Bethesda, MD -- A new Health Policy Brief from Health Affairs and the Robert Wood Johnson Foundation explains many of the current debates surrounding the use of specialty pharmaceuticals. Specialty pharmaceuticals--drugs and biologics used to treat chronic, serious, or life-threatening diseases--are complex to manufacture and distribute, often difficult to administer, and may require special patient monitoring. They are a rapidly growing share of the costs borne by both public and private health plans. A patient could pay a few thousand dollars a month to use them, and the annual total cost for some products could exceed $100,000. This policy brief discusses the potential impact of specialty pharmaceuticals on consumers and the health care industry and some of the key challenges for policy makers.

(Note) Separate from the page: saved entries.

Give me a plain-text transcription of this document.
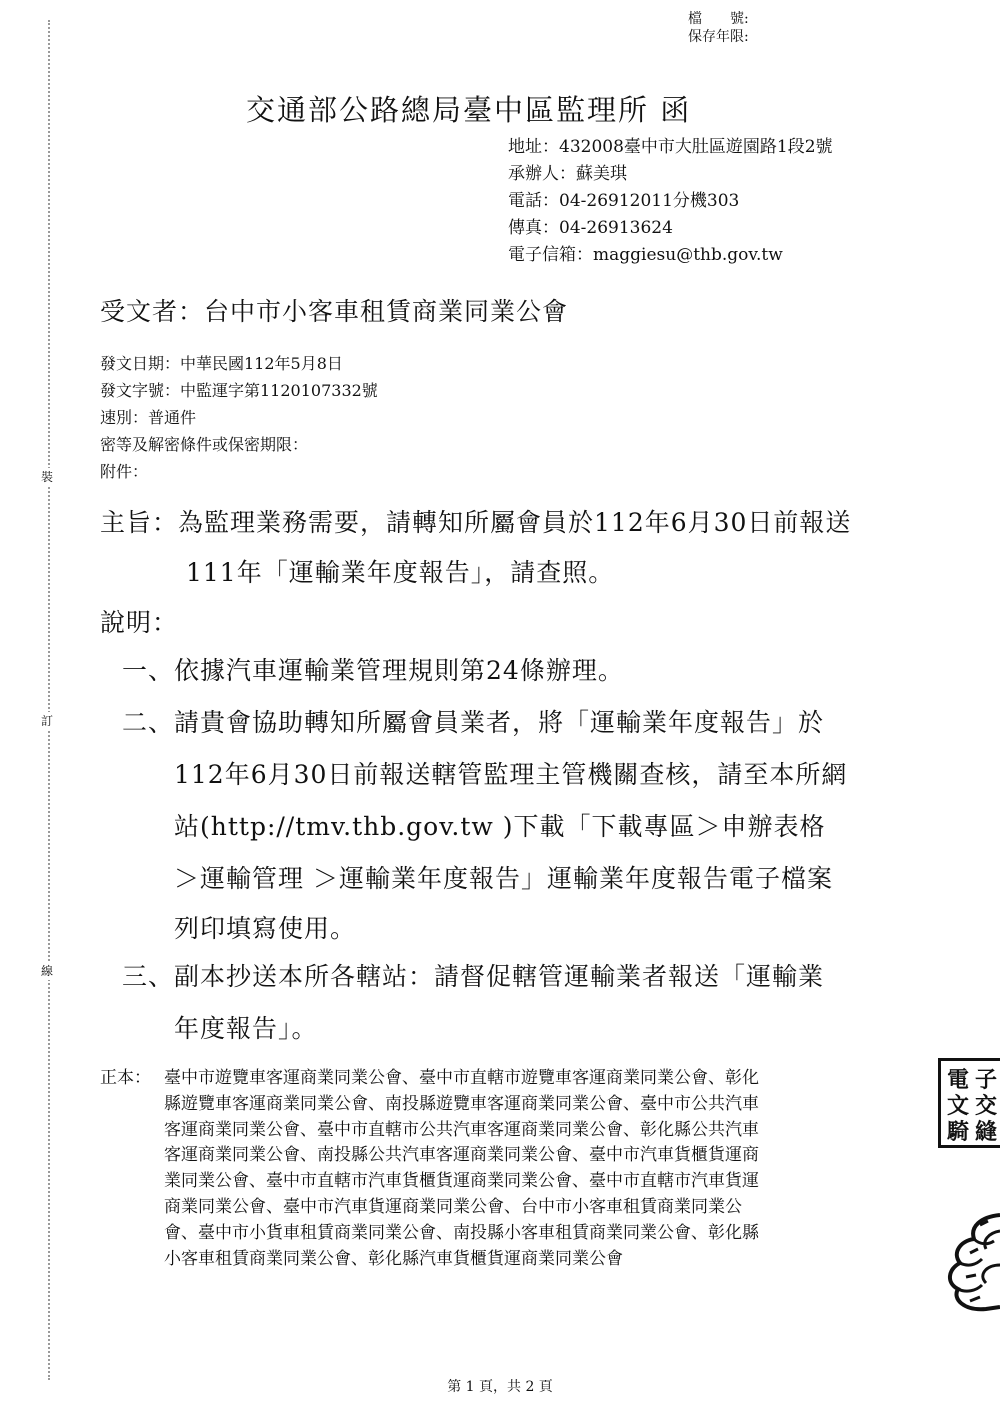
裝
訂
線
檔　　號:
保存年限:
交通部公路總局臺中區監理所 函
地址：432008臺中市大肚區遊園路1段2號
承辦人：蘇美琪
電話：04-26912011分機303
傳真：04-26913624
電子信箱：maggiesu@thb.gov.tw
受文者：台中市小客車租賃商業同業公會
發文日期：中華民國112年5月8日
發文字號：中監運字第1120107332號
速別：普通件
密等及解密條件或保密期限：
附件：
主旨：為監理業務需要，請轉知所屬會員於112年6月30日前報送
111年「運輸業年度報告」，請查照。
說明：
一、依據汽車運輸業管理規則第24條辦理。
二、請貴會協助轉知所屬會員業者，將「運輸業年度報告」於
112年6月30日前報送轄管監理主管機關查核，請至本所網
站(http://tmv.thb.gov.tw )下載「下載專區＞申辦表格
＞運輸管理 ＞運輸業年度報告」運輸業年度報告電子檔案
列印填寫使用。
三、副本抄送本所各轄站：請督促轄管運輸業者報送「運輸業
年度報告」。
正本： 臺中市遊覽車客運商業同業公會、臺中市直轄市遊覽車客運商業同業公會、彰化
縣遊覽車客運商業同業公會、南投縣遊覽車客運商業同業公會、臺中市公共汽車
客運商業同業公會、臺中市直轄市公共汽車客運商業同業公會、彰化縣公共汽車
客運商業同業公會、南投縣公共汽車客運商業同業公會、臺中市汽車貨櫃貨運商
業同業公會、臺中市直轄市汽車貨櫃貨運商業同業公會、臺中市直轄市汽車貨運
商業同業公會、臺中市汽車貨運商業同業公會、台中市小客車租賃商業同業公
會、臺中市小貨車租賃商業同業公會、南投縣小客車租賃商業同業公會、彰化縣
小客車租賃商業同業公會、彰化縣汽車貨櫃貨運商業同業公會
電
文
騎
子
交
縫
第 1 頁，共 2 頁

Topics covered in this brief include:
- What's the background? According to IMS Health, in 2012, 65 percent of US spending on new drugs was on specialty pharmaceuticals. They require specialized shipping and handling, which often requires the use of specialty pharmacies. For patients, specialty pharmaceuticals hold promise for the treatment of many serious diseases, which have otherwise had few treatment options. Yet these new options trigger increasingly higher costs.

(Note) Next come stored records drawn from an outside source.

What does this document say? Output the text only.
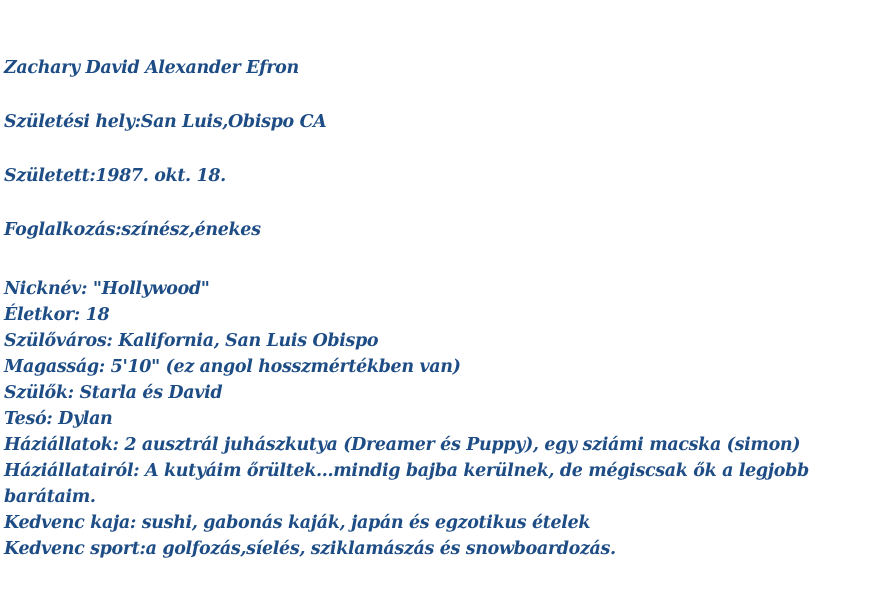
Zachary David Alexander Efron
Születési hely:San Luis,Obispo CA
Született:1987. okt. 18.
Foglalkozás:színész,énekes
Nicknév: "Hollywood"
Életkor: 18
Szülőváros: Kalifornia, San Luis Obispo
Magasság: 5'10" (ez angol hosszmértékben van)
Szülők: Starla és David
Tesó: Dylan
Háziállatok: 2 ausztrál juhászkutya (Dreamer és Puppy), egy sziámi macska (simon)
Háziállatairól: A kutyáim őrültek...mindig bajba kerülnek, de mégiscsak ők a legjobb barátaim.
Kedvenc kaja: sushi, gabonás kaják, japán és egzotikus ételek
Kedvenc sport:a golfozás,síelés, sziklamászás és snowboardozás.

- What's the debate? Much of the debate over specialty pharmaceuticals centers on cost and reimbursement. Because therapeutic alternatives are often not available for these types of drugs, traditional means of influencing pricing, such as tiered formularies, are often unavailable. To control growing costs, payers increasingly use higher cost-sharing burdens by placing specialty pharmaceuticals in their own formulary tier. Critics contend that these practices impose a disincentive to seek and use necessary care. Some specialty pharmaceutical manufacturers also offer discount programs, but many critics contend these programs may lead to overuse of these drugs.
Payers are exploring ways to move specialty products from the medical benefit for reimbursement to the more transparent pharmacy benefit, which could better control costs and gain information on specialty use and outcomes. Comparative effectiveness research is also being discussed as a tool to decrease the cost of these drugs, but pressure from interest groups has kept this kind of research from substantially altering costs.

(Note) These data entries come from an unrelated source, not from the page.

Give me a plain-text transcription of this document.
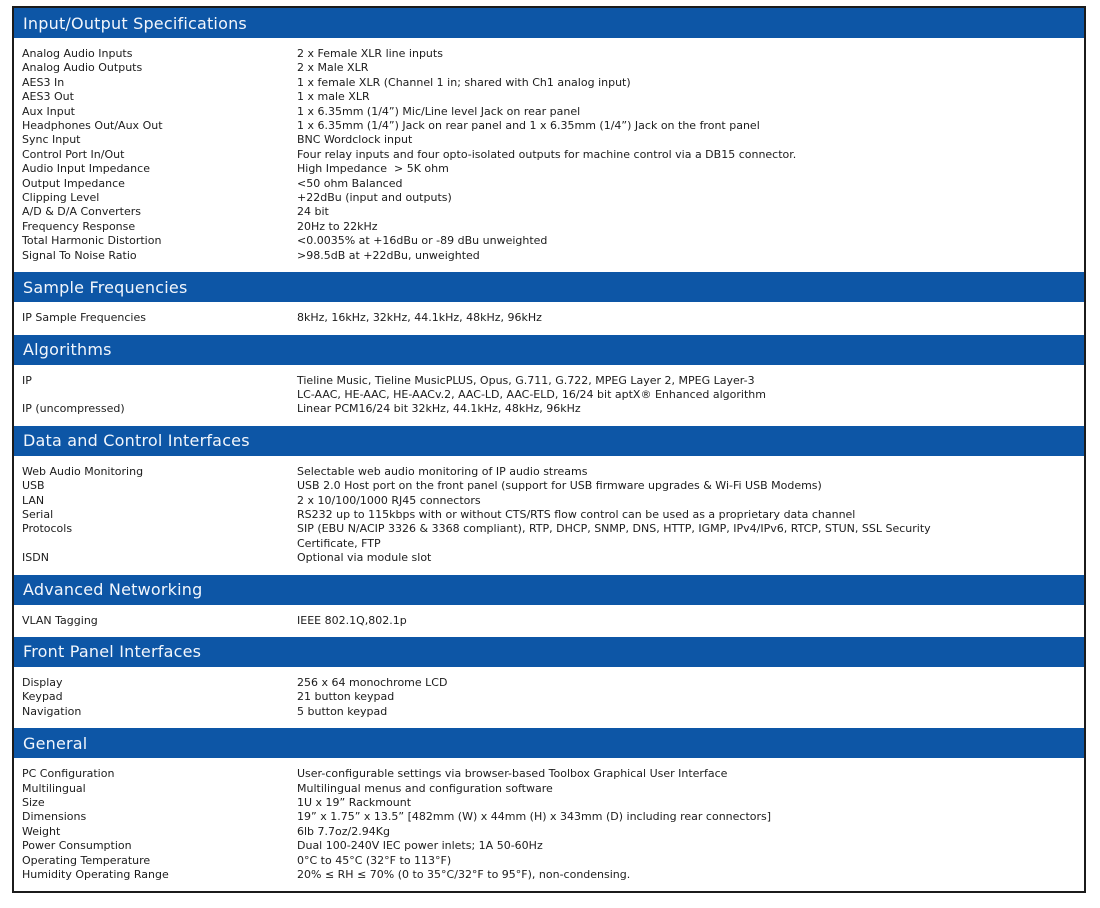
Input/Output Specifications
Analog Audio Inputs	2 x Female XLR line inputs
Analog Audio Outputs	2 x Male XLR
AES3 In	1 x female XLR (Channel 1 in; shared with Ch1 analog input)
AES3 Out	1 x male XLR
Aux Input	1 x 6.35mm (1/4”) Mic/Line level Jack on rear panel
Headphones Out/Aux Out	1 x 6.35mm (1/4”) Jack on rear panel and 1 x 6.35mm (1/4”) Jack on the front panel
Sync Input	BNC Wordclock input
Control Port In/Out	Four relay inputs and four opto-isolated outputs for machine control via a DB15 connector.
Audio Input Impedance	High Impedance  > 5K ohm
Output Impedance	<50 ohm Balanced
Clipping Level	+22dBu (input and outputs)
A/D & D/A Converters	24 bit
Frequency Response	20Hz to 22kHz
Total Harmonic Distortion	<0.0035% at +16dBu or -89 dBu unweighted
Signal To Noise Ratio	>98.5dB at +22dBu, unweighted
Sample Frequencies
IP Sample Frequencies	8kHz, 16kHz, 32kHz, 44.1kHz, 48kHz, 96kHz
Algorithms
IP	Tieline Music, Tieline MusicPLUS, Opus, G.711, G.722, MPEG Layer 2, MPEG Layer-3
LC-AAC, HE-AAC, HE-AACv.2, AAC-LD, AAC-ELD, 16/24 bit aptX® Enhanced algorithm
IP (uncompressed)	Linear PCM16/24 bit 32kHz, 44.1kHz, 48kHz, 96kHz
Data and Control Interfaces
Web Audio Monitoring	Selectable web audio monitoring of IP audio streams
USB	USB 2.0 Host port on the front panel (support for USB firmware upgrades & Wi-Fi USB Modems)
LAN	2 x 10/100/1000 RJ45 connectors
Serial	RS232 up to 115kbps with or without CTS/RTS flow control can be used as a proprietary data channel
Protocols	SIP (EBU N/ACIP 3326 & 3368 compliant), RTP, DHCP, SNMP, DNS, HTTP, IGMP, IPv4/IPv6, RTCP, STUN, SSL Security
Certificate, FTP
ISDN	Optional via module slot
Advanced Networking
VLAN Tagging	IEEE 802.1Q,802.1p
Front Panel Interfaces
Display	256 x 64 monochrome LCD
Keypad	21 button keypad
Navigation	5 button keypad
General
PC Configuration	User-configurable settings via browser-based Toolbox Graphical User Interface
Multilingual	Multilingual menus and configuration software
Size	1U x 19” Rackmount
Dimensions	19” x 1.75” x 13.5” [482mm (W) x 44mm (H) x 343mm (D) including rear connectors]
Weight	6lb 7.7oz/2.94Kg
Power Consumption	Dual 100-240V IEC power inlets; 1A 50-60Hz
Operating Temperature	0°C to 45°C (32°F to 113°F)
Humidity Operating Range	20% ≤ RH ≤ 70% (0 to 35°C/32°F to 95°F), non-condensing.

- What's next? The growth of specialty pharmaceuticals and discussion about the right balance between cost containment and patient access is expected to continue. The Patient-Centered Outcomes Research Institute and the Independent Advisory Board, both created by the Affordable Care Act, have the potential to recommend ways to reduce these costs. However, at this time, no mechanisms in the Affordable Care Act give these boards the authority to act.